Now, a note on left communism. Left communism can be viewed as political accretion based on a progressive sloughing off from the Leninist Left. First there was the contentious political relationship between Rosa Luxemburg and Lenin, followed by the disaffection of Trotsky and Bukharin on the left in the Bolshevik party. Various Left fractions in the Bolshevik party attempted reform from within, most significantly Sapronov’s Democratic Centralists, Kollontai’s Workers Opposition, and Miasnikov’s Workers Group. Finally, leftist tendencies congealed against the Bolsheviks in the Third International, on the one hand the council communism of the Dutch and German Left as represented by Pannekoek, Ruhle, and Gorter and on the other hand Bordiga’s ultra-party communism on the Italian Left. Social revolutions are sine qua non for left communists, which laud them in principle while often being highly critical of specific instances. The need to shorten, if not entirely eliminate the transition to true communism, is the objective of much of left communism.
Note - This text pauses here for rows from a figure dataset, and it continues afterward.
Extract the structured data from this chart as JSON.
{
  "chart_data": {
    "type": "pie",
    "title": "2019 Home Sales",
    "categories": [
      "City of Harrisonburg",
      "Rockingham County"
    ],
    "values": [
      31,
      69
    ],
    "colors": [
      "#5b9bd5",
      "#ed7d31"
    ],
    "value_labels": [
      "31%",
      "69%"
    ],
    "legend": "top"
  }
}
Between the first and second World Wars, mass movements of workers and peasants were dominated primarily by Marxism and Leninism, and secondarily by various types of anarchism. Left communism ran a distant third, without much of a mass base to speak of. Yet anarchists and left communists frequently found themselves allied against social democrats and Leninists, and for unfettered social revolution. The POUM’s alliance on the barricades with the CNT/FAI during the 1937 Barcelona May Days during the Spanish civil war, as well as the anarchist/left communist blend exemplified by the Friends of Durruti, clearly made them political bedfellows. This affiliation continued with the roller coaster fall-and-rise of anarchist and left communist political fortunes from 1945 on, and today I talk about the anarcho/ultra anti-authoritarian milieu as an overarching category. Of course, there are differences. We’ll leave a discussion of that for a future column.

As for Hooligan Rules #1 and #2? Those too require more space than I have at the moment. Did you hear the one about the anarchist, the Marxist, and the rabbi who walk into a bar? The bartender says: “What is this, a joke?”